The fireflies shouldn’t still be under my skin, but they are. They followed me all the way to Noctiluna, like they got stuck somewhere beneath my ribs and refused to shake loose on the ferry ride over. God knows I tried, I stood at the railing with the wind in my face, the spray hitting hard, the whole world dark and biting, hoping it would wash her out of me for just one damn minute but it didn’t.
By the time I step into the Starlit Amphitheater, the air feels too thin. The gala is already in full swing with silver constellations spilled across black marble, a hundred lanterns suspended like stars caught mid-fall, the hum of expensive voices rising in waves.
But tonight all I can see is Elara against the arch in the grove. Her legs around my waist. Her breath was breaking against my mouth. The way she whispered not here like she was holding my pulse in her fist and then the fireflies rising around us like the island was giving a verdict.
My pulse kicks unevenly. I should be thinking about safety reports, donor expectations, Lucien’s cryptic texts. But my mind keeps looping back to her trembling against my hands, her eyes glowing in the dark. I’m supposed to be composed tonight, but I’m not. Not even close.
Lucien finds me before anyone else does. Of course he does. He’s always been the one who sees too much. He’s leaning against one of the obsidian columns, dressed in black that somehow makes him look even sharper in the candlelight. His hair is tied back, silver rings on his fingers catching the glow. Noctiluna has always suited him, its shadows, its quiet edges, its sense that something ancient is listening.
“You look haunted,” he says, not bothering with hello.
“I’m fine.” I adjust my cuffs, like the problem is fabric.
He snorts. “You walked in like a man who left part of himself somewhere he shouldn’t have.”

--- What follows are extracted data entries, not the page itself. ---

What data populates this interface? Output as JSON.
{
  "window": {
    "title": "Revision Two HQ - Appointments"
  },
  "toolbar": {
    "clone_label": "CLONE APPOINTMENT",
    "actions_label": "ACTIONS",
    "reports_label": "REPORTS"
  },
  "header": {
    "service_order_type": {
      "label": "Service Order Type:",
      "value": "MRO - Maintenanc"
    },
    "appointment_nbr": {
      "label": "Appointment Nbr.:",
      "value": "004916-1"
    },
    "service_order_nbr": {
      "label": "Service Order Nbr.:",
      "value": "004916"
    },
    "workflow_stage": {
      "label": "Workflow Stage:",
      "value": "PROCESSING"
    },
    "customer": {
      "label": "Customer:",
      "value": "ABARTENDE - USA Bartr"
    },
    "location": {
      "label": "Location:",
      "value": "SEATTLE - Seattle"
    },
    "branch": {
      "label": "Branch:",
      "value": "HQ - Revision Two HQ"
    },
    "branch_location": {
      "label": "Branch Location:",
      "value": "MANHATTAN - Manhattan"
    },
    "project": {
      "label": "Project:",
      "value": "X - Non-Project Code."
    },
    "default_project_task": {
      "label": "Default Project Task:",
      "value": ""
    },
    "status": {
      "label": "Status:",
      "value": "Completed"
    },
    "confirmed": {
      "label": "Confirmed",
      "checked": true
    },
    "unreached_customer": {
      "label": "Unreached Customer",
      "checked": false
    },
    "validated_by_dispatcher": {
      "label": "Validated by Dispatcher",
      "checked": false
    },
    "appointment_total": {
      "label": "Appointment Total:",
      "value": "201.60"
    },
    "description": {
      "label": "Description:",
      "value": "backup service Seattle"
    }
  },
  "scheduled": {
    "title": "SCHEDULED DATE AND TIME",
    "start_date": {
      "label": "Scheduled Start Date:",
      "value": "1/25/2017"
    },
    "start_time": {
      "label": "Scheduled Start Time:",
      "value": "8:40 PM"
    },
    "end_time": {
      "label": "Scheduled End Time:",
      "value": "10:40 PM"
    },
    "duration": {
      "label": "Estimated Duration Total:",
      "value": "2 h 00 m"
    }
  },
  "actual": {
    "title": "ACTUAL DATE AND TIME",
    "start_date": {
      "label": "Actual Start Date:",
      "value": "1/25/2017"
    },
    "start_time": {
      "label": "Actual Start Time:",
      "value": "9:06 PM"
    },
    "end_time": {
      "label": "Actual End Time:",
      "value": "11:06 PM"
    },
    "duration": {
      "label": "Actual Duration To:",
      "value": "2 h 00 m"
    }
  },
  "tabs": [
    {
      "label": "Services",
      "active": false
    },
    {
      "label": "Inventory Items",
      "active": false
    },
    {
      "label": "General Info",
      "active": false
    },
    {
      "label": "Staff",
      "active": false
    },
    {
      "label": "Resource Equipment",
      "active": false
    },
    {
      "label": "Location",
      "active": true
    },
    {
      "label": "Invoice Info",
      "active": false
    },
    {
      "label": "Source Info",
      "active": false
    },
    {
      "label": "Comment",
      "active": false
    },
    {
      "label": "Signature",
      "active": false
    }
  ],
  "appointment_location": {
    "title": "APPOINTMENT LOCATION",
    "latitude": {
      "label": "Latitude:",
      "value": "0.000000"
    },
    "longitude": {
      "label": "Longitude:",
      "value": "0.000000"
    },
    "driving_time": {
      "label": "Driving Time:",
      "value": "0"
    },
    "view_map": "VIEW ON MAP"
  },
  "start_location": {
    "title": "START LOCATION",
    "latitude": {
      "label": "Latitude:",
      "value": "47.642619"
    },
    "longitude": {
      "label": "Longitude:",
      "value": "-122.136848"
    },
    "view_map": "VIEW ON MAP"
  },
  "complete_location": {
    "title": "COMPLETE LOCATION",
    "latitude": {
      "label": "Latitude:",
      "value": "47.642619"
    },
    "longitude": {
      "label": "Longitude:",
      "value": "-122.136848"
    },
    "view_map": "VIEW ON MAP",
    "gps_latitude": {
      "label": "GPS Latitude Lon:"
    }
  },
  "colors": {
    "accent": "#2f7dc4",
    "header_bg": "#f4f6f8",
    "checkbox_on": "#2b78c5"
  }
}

My jaw tightens. “Lucien, not tonight.”
“Exactly tonight.” He pushes off the column and steps closer, studying me with that too-calm expression he gets when he’s trying to decide whether to warn me or let me make my own mistakes. “Everyone’s watching and you look… shaken.”
It irritates me how right he is, Lucien doesn’t say things unless he means them. He turns his gaze toward the crowd. “Selene mentioned you left Aurelia early.” Of course she did, Selene never holds anything sharp without poking someone with it.
“It wasn’t early,” I say, though I even hear the lie. “I had things to handle.” Lucien gives me a long, slow nod, the kind that says you’re full of shit, but I’ll let you circle around it yourself.
“You know,” he says quietly, “Noctiluna reacts to people, It always has. The grove especially.”
I tense just slightly but he notices and his brows lift. “Ah. So something happened.”
I look away. “Drop it.” But Lucien steps closer, lowering his voice. “Careful, Adrian the island doesn’t choose lightly and it never chooses without a cost.” Something in his tone prickles the back of my neck. He’s not teasing but before I can respond, the quartet shifts into a brighter piece, and voices around us swell. The moment fractures but his warning stays lodged like a splinter.
I slip away from him, partly because he’s right and I don’t want him to see more than he already has, and partly because the crowd is closing in with their polite smiles and too-curious eyes. The amphitheater is packed, black-sand flooring, curved stone seating, low tables glittering with crystal and moonlit cocktails. Artists, donors, politicians, influencers, they’re all here, wearing the kind of outfits that whisper wealth and the kind of expressions that whisper hunger.
I weave through them with the face they expect: the heir who has everything under control, who doesn’t flinch under pressure, who definitely didn’t spend last night kissing a woman like he needed her breath to survive.
A senator’s wife compliments the island’s lighting plan. A director pitches the idea of filming a romance drama here. Someone else asks about Seraphine’s recovery timeline after the latest “incident,” their voice syrup-sweet and fishing for scandal.
I give them answers that sound solid but mean nothing. My mouth moves on instinct, but my mind is somewhere else entirely. The moment I feel her, I stop mid-sentence.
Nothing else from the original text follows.